Спасти Ивановку - Вера Лондоковская
Ирина Игоревна остановила проходившую смотрительницу музея.
— Скажите, а как пройти к этому обелиску? Который изображен на той фотографии?
— А это недалеко от стеллы, рядом со школой искусств. Кстати, эта школа была образована еще до революции, тоже наша гордость. Там еще в те времена обучали детей музыке и рисованию. И вот дойдете до этой школы, и справа от нее будет сосновая рощица. Это и есть место захоронения всех погибших в тот день. Правда, нет как таковых могил и надгробий, просто один обелиск. Можно туда и цветочки положить, и поклониться. А у вас кто-то из родственников погиб?

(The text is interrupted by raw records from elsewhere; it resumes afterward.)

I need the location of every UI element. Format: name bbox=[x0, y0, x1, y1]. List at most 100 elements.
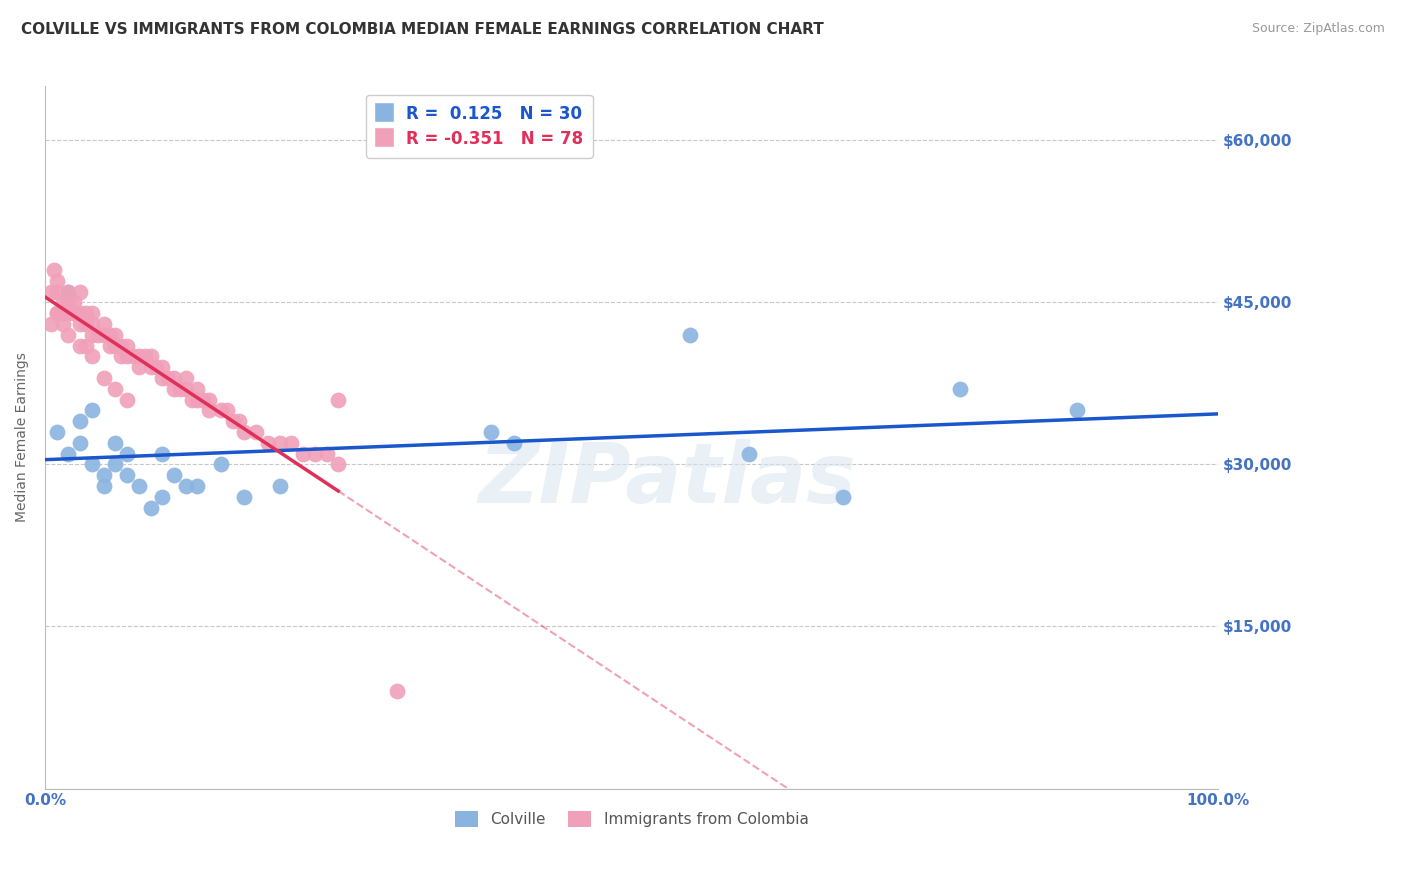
Legend: Colville, Immigrants from Colombia: Colville, Immigrants from Colombia bbox=[449, 805, 814, 833]
Point bbox=[122, 350, 145, 364]
Point bbox=[134, 350, 156, 364]
Point bbox=[479, 425, 502, 439]
Point bbox=[280, 435, 302, 450]
Point bbox=[98, 327, 121, 342]
Point bbox=[115, 447, 138, 461]
Point bbox=[69, 285, 91, 299]
Point bbox=[209, 458, 232, 472]
Point bbox=[75, 317, 97, 331]
Point bbox=[139, 500, 162, 515]
Point bbox=[93, 327, 115, 342]
Point bbox=[193, 392, 215, 407]
Point bbox=[69, 435, 91, 450]
Point bbox=[186, 392, 208, 407]
Point bbox=[93, 371, 115, 385]
Point bbox=[157, 371, 180, 385]
Point bbox=[233, 490, 256, 504]
Point bbox=[58, 285, 80, 299]
Point bbox=[186, 479, 208, 493]
Point bbox=[69, 317, 91, 331]
Point bbox=[198, 392, 221, 407]
Point bbox=[228, 414, 250, 428]
Point bbox=[104, 435, 127, 450]
Point bbox=[128, 360, 150, 375]
Point bbox=[169, 382, 191, 396]
Point bbox=[174, 371, 197, 385]
Point bbox=[304, 447, 326, 461]
Point bbox=[128, 479, 150, 493]
Point bbox=[115, 392, 138, 407]
Point bbox=[145, 360, 167, 375]
Point bbox=[93, 468, 115, 483]
Point bbox=[115, 338, 138, 352]
Point bbox=[328, 458, 350, 472]
Point bbox=[45, 425, 67, 439]
Point bbox=[233, 425, 256, 439]
Text: ZIPatlas: ZIPatlas bbox=[478, 439, 856, 520]
Point bbox=[328, 392, 350, 407]
Point bbox=[39, 317, 62, 331]
Point bbox=[75, 306, 97, 320]
Point bbox=[315, 447, 337, 461]
Point bbox=[679, 327, 702, 342]
Point bbox=[385, 684, 408, 698]
Text: COLVILLE VS IMMIGRANTS FROM COLOMBIA MEDIAN FEMALE EARNINGS CORRELATION CHART: COLVILLE VS IMMIGRANTS FROM COLOMBIA MED… bbox=[21, 22, 824, 37]
Point bbox=[52, 317, 75, 331]
Point bbox=[58, 295, 80, 310]
Point bbox=[104, 338, 127, 352]
Text: Source: ZipAtlas.com: Source: ZipAtlas.com bbox=[1251, 22, 1385, 36]
Point bbox=[503, 435, 526, 450]
Point bbox=[80, 317, 103, 331]
Y-axis label: Median Female Earnings: Median Female Earnings bbox=[15, 352, 30, 523]
Point bbox=[58, 327, 80, 342]
Point bbox=[75, 338, 97, 352]
Point bbox=[58, 447, 80, 461]
Point bbox=[110, 350, 132, 364]
Point bbox=[949, 382, 972, 396]
Point bbox=[69, 414, 91, 428]
Point bbox=[52, 295, 75, 310]
Point bbox=[104, 327, 127, 342]
Point bbox=[80, 458, 103, 472]
Point bbox=[87, 327, 110, 342]
Point bbox=[269, 479, 291, 493]
Point bbox=[98, 338, 121, 352]
Point bbox=[80, 327, 103, 342]
Point bbox=[115, 350, 138, 364]
Point bbox=[39, 285, 62, 299]
Point bbox=[174, 479, 197, 493]
Point bbox=[69, 338, 91, 352]
Point bbox=[150, 447, 173, 461]
Point bbox=[128, 350, 150, 364]
Point bbox=[139, 350, 162, 364]
Point bbox=[180, 392, 202, 407]
Point bbox=[104, 382, 127, 396]
Point bbox=[115, 468, 138, 483]
Point bbox=[63, 306, 86, 320]
Point bbox=[150, 371, 173, 385]
Point bbox=[257, 435, 280, 450]
Point bbox=[245, 425, 267, 439]
Point bbox=[174, 382, 197, 396]
Point bbox=[163, 371, 186, 385]
Point bbox=[44, 263, 66, 277]
Point bbox=[139, 360, 162, 375]
Point bbox=[80, 306, 103, 320]
Point bbox=[1066, 403, 1088, 417]
Point bbox=[45, 285, 67, 299]
Point bbox=[150, 360, 173, 375]
Point bbox=[69, 306, 91, 320]
Point bbox=[63, 295, 86, 310]
Point bbox=[292, 447, 315, 461]
Point bbox=[52, 306, 75, 320]
Point bbox=[45, 306, 67, 320]
Point bbox=[93, 317, 115, 331]
Point bbox=[163, 468, 186, 483]
Point bbox=[58, 306, 80, 320]
Point bbox=[209, 403, 232, 417]
Point bbox=[63, 306, 86, 320]
Point bbox=[58, 285, 80, 299]
Point bbox=[150, 490, 173, 504]
Point bbox=[80, 403, 103, 417]
Point bbox=[831, 490, 853, 504]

— Да, прапрадеду японцы голову отрубили — за то, что попытался вызволить людей из горящего амбара.
Смотрительница аж вскрикнула.
— Нелюди, сколько людей расстреляли в тот день, скольких сожгли!
— Прапрадед мой, Иван Спиридонович, начал открывать дверь горящего амбара, в который загнали людей. Японцы попытались его оттащить, но он только плечами повел и отряхнул их с себя. Он высокий был, сильный, статный, красивый. Амбар уже занимался огнем, люди внутри подняли крышу, и некоторые успели выскочить, но их японцы безжалостно расстреляли. Прапрадед тем временем сбил приколоченную доску с амбара, и еще несколько человек смогли выскочить. Тогда один подлый японец ухитрился прыгнуть чуть ли не выше своего роста и саблей снес Ивану Спиридоновичу голову.
— Ваш предок настоящий герой. Вы нашли его в этих списках, нашли его фамилию?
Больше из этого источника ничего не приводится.